GRAND RAPIDS, Mich. – Breed specific legislation is a controversial topic across the country, with a growing effort from animal groups to ban such initiatives. Now a Michigan lawmaker has introduced a bill that would prevent local governments from creating or enforcing policies based on a dog’s breed or perceived breed.
Senate Bill 741 was introduced last week by State Senator David Robertson out of Grand Blanc.
The Grand Rapids Pitbull Alliance is a group trying to end breed discrimination and say they're 100% behind the bill.
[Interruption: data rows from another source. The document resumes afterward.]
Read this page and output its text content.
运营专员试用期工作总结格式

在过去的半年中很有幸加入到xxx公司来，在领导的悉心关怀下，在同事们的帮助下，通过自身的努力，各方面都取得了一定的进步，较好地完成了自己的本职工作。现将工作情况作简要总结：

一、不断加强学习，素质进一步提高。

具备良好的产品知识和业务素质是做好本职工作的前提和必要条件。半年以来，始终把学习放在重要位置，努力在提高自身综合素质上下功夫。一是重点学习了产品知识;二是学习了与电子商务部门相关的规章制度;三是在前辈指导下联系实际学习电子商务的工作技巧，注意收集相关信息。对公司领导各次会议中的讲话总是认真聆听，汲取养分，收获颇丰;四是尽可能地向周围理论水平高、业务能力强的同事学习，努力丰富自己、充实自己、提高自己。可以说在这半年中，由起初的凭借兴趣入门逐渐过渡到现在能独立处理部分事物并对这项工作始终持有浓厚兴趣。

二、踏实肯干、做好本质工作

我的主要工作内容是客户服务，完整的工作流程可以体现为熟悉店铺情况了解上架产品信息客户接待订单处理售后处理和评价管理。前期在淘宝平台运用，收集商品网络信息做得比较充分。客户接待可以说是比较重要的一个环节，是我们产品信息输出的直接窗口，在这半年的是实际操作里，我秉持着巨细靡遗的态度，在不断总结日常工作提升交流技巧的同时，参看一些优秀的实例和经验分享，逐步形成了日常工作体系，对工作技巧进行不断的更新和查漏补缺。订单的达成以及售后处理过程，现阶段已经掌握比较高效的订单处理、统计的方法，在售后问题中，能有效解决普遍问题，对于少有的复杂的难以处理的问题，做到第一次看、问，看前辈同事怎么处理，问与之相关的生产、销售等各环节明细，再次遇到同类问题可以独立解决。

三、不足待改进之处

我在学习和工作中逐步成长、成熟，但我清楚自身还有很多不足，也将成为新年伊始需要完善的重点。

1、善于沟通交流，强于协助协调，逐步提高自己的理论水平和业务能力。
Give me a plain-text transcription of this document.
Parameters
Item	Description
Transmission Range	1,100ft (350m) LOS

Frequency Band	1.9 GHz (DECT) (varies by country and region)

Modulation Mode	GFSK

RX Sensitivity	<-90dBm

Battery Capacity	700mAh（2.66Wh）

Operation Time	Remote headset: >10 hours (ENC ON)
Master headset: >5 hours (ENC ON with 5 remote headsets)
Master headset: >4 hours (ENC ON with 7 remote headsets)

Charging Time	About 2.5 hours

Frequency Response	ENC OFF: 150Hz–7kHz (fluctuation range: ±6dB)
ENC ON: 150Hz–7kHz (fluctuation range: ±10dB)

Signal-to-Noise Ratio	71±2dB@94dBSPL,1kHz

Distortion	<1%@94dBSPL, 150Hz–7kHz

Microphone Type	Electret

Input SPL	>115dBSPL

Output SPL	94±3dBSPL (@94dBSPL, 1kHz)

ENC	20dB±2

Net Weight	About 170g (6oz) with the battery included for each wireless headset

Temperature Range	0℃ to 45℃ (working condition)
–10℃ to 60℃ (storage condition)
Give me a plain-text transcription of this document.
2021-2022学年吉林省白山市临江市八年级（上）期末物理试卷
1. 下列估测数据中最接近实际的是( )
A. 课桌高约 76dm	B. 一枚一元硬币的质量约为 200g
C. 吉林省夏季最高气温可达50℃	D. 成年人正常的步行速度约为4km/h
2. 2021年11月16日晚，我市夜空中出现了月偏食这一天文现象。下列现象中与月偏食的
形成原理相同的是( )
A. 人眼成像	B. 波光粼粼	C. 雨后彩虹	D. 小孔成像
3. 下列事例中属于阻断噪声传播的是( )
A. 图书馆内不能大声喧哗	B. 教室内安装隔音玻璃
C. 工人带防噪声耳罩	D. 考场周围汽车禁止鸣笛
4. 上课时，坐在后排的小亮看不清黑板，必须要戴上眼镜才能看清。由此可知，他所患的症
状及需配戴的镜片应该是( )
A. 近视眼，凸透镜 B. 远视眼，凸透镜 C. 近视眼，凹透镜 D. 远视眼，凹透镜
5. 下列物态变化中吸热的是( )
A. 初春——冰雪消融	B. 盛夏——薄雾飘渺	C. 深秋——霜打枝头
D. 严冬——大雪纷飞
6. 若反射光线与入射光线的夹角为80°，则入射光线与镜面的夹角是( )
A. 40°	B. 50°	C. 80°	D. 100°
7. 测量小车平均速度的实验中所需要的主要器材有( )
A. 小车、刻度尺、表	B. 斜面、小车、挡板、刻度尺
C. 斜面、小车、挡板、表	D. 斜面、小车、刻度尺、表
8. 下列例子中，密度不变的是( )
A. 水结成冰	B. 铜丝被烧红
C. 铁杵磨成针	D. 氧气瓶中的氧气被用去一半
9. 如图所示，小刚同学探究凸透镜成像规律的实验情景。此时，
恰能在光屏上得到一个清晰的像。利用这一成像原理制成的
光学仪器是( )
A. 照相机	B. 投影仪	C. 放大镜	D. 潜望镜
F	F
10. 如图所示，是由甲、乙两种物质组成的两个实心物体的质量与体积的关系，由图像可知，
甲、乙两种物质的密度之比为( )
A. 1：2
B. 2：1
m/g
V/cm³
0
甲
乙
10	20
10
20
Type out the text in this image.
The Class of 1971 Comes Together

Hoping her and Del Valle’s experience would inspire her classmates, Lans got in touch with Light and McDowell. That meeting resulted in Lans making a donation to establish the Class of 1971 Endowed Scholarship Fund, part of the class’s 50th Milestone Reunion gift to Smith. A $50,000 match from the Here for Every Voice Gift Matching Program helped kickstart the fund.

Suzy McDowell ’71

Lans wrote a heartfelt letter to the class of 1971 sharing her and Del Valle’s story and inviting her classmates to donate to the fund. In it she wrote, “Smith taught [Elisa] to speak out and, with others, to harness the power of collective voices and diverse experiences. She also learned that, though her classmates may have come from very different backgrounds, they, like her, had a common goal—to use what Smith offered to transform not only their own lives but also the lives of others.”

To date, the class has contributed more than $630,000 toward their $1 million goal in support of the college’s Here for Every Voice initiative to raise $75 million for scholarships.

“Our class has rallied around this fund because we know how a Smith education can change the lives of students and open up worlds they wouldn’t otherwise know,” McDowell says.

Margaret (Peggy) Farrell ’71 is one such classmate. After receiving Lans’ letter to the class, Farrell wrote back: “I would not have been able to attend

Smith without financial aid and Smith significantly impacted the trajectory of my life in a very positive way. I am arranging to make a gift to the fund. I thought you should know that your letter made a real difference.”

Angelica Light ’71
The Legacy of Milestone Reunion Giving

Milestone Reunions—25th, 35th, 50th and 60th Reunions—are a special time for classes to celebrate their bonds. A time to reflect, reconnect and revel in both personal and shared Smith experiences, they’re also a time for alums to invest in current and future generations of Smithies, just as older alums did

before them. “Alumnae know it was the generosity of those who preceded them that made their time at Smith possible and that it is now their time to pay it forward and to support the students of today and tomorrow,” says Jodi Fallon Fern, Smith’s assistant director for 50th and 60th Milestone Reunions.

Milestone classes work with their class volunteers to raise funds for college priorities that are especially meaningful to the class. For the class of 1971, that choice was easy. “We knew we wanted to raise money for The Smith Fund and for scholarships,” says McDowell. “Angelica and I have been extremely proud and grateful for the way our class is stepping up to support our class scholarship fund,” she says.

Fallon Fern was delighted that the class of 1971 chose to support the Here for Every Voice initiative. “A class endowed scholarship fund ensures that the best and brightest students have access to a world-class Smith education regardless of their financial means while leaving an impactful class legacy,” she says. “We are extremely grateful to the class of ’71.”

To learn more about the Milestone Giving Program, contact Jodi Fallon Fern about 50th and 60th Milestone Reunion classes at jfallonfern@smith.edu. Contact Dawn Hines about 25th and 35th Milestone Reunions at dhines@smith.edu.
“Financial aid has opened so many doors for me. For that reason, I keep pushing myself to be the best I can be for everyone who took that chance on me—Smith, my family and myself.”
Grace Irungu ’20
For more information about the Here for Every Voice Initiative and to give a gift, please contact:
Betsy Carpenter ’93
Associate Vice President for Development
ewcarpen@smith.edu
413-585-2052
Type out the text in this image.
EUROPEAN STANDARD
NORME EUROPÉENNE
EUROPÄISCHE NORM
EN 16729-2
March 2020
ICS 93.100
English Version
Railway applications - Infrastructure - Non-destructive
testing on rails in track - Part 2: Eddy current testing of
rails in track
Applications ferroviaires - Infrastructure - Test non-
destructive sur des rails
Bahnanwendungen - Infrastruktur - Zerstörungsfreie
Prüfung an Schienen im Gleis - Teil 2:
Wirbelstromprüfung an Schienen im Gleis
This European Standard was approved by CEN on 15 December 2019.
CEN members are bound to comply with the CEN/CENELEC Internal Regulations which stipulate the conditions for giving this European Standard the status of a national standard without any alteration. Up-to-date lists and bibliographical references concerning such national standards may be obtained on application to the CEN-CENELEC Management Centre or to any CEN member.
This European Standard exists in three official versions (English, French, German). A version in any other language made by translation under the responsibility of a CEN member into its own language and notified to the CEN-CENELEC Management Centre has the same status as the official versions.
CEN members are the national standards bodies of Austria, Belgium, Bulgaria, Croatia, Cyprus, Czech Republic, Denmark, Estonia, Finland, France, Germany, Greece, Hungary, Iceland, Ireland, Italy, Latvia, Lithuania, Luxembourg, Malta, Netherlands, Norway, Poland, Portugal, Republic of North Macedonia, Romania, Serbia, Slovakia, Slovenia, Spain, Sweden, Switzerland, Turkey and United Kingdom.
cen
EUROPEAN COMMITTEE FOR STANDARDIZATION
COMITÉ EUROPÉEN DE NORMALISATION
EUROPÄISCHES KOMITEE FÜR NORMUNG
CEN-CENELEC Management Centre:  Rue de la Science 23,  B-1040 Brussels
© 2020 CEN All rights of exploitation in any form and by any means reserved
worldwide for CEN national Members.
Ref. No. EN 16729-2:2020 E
“Breed doesn’t determine behavior, and breed specific legislation does not make communities safer," says Tanelle McFadyen, the founder of the Grand Rapids Pitbull Alliance. "Several factors determine behavior through a canine, and breed isn’t one of them. All dogs are individuals, just like people.”
Mcfadyen says places like Waterford and Muskegon Heights currently have breed specific ordinances. Meanwhile the City of Hastings is currently in the process of revising what they call their Vicious Animals Ordinance, which mentions certain breeds by name.
And when it comes to dog attacks, McFadyen says there are things lawmakers and animal owners can do to reduce the statistics. “Let’s enforce leash laws, let’s work on anti-tethering ordinances, let’s educate the community on bite prevention and safety around children.”
SB 741 must be approved by the Michigan Senate and Michigan House before going to governor’s desk to be signed into law.
This bill is only focused on local governments, not private properties like apartment complexes.